Steelhead and coho salmon are anadromous fish – they spawn in freshwater and mature in the ocean. Steelhead that never enter the ocean and remain in freshwater streams are called rainbow trout.
Adult steelhead migrate upstream from the ocean during the rainy season, anytime from November to March. Steelhead and coho salmon enter local streams only when sufficient streamflow has opened coastal lagoons through which the stream drains to the ocean. Steelhead spawn (mate and lay eggs) typically at the downstream edge of pools where cover habitat exists nearby for predator protection. Eggs are laid in a depression dug into cobble or gravel substrate called a redd. Unlike salmon, steelhead can migrate out to the ocean after spawning and return in subsequent years to spawn again. Eggs hatch in 30-60 days, depending on stream temperatures. The newly hatched fish – called alevins – stay in the gravel for a few additional weeks, until their yolk sac is absorbed. When they emerge, they seek slow-water areas, often at the stream margins. As they grow bigger, the young fish – called juveniles – move into faster water to feed on drifting insects.

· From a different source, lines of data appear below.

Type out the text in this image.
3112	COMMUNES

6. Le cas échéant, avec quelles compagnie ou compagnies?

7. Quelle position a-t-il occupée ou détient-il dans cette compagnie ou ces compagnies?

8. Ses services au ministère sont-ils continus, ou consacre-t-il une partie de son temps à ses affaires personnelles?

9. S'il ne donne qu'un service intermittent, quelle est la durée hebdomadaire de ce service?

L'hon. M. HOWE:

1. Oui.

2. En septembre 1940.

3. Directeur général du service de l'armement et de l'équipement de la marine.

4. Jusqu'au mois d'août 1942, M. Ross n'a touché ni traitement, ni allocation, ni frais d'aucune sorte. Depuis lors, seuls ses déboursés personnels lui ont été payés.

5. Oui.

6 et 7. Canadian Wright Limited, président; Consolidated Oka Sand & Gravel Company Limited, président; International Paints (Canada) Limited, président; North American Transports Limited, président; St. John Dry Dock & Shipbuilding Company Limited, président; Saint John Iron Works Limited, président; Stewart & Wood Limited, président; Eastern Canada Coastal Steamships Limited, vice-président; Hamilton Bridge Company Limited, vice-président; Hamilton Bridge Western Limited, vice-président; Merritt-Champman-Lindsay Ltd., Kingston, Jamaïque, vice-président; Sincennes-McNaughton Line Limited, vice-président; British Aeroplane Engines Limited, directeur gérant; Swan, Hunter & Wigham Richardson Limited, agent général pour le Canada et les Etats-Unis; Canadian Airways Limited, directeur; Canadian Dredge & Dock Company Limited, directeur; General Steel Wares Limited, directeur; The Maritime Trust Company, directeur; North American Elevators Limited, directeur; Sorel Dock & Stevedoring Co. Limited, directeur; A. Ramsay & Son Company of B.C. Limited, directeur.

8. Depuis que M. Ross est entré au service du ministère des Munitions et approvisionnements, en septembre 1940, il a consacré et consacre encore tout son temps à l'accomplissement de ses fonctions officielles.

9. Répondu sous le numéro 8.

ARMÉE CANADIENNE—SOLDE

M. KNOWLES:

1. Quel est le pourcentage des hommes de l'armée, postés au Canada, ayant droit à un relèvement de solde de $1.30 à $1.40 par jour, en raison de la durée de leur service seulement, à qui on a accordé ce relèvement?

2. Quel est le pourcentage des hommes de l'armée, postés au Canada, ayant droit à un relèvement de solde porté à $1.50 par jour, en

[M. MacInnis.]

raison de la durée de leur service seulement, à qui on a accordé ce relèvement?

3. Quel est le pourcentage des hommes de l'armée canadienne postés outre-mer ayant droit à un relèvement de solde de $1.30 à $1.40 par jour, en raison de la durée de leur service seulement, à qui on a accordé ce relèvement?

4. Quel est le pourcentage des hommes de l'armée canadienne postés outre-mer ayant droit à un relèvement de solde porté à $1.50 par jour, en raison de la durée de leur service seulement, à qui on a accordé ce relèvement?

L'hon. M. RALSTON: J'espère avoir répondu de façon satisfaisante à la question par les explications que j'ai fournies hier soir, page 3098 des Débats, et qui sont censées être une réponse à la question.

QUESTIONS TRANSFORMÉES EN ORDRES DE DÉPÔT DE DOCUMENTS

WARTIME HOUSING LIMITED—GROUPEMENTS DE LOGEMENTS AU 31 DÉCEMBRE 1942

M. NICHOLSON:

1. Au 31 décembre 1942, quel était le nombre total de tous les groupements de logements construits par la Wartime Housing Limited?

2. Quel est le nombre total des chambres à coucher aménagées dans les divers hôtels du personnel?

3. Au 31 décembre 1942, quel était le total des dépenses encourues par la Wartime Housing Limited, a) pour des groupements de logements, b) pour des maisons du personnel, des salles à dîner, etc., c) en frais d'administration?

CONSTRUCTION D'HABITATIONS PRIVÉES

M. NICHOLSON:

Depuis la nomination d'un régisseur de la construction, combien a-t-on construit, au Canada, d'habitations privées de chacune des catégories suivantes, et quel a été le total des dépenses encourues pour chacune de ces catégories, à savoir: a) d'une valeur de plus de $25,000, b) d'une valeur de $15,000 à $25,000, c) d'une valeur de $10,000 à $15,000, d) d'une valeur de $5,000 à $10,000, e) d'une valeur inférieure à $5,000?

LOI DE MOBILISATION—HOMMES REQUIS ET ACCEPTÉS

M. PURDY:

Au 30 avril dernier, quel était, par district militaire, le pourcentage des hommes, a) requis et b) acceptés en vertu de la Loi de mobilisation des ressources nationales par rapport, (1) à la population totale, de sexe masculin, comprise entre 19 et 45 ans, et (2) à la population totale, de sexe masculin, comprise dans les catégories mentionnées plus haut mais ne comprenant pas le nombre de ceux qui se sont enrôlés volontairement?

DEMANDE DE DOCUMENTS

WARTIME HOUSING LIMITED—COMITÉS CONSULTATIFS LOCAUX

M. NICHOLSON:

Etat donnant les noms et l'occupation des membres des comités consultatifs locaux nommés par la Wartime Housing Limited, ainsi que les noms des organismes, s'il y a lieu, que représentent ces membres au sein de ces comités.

Juvenile steelhead remain in freshwater streams from 1 to 3 years, depending on their rate of growth. Rearing juveniles have many habitat requirements. Most important, they need sufficient, cool streamflow to transport drifting insects for feeding, and cover habitat such as undercut banks, woody material, boulders and deep pools to hide from predators and have refuge during high flows. When juveniles are large enough, they migrate out to the ocean as smolts. During this out migration, steelhead and salmon need adequate streamflow to swim past barriers, and cover for predator protection.
Coho salmon have a similar, but more rigid lifecycle than steelhead. Coho salmon spend their first year in freshwater streams, migrate out to sea where they mature for two years, and return to their native creeks to spawn and die. Because all non-hatchery females are three years old, coho salmon develop three consecutive "year classes" in each stream. Coho salmon are at the southern distribution of their range in Santa Cruz County. They are vulnerable to extreme environmental conditions such as droughts, floods, and the timing of winter storms, which affects when the sandbar opens for upstream migration and affects the survival of redds and juveniles.
Coho salmon were listed in 1995 as endangered south of San Francisco down to and including Santa Cruz County under the State Endangered Species Act (ESA). In 1996, the National Marine Fisheries Service listed coho salmon as threatened under the federal ESA from the San Lorenzo River (inclusive) to Mendocino. Steelhead were federally listed as threatened along Central California in 1997. An ESA listing is complex and has large impacts on land use practices, water use, and on the fishery (the California commercial coho fishing was banned in 1993 and recreational fishing was banned in 1994). Sate Fish and Game and the National Marine Resources Service are now working together to develop a watershed management approach to restoring salmonid populations. Local entities are encouraged to begin developing modifications to their own policies and operations to protect and restore habitat, and partially in response to this the County Board of Supervisors adopted in 2001 the County of Santa Cruz Fish Net 4C Implementation Plan identifies the County's highest priority actions for protecting and restoring salmon habitat.
Large climatic cycles affect not only the timing and intensity of winter storms, but also influence the survival and return of adult steelhead and coho salmon. While humans cannot control the weather or natural ocean conditions, we can protect and enhance the freshwater environment where these fish spawn and rear.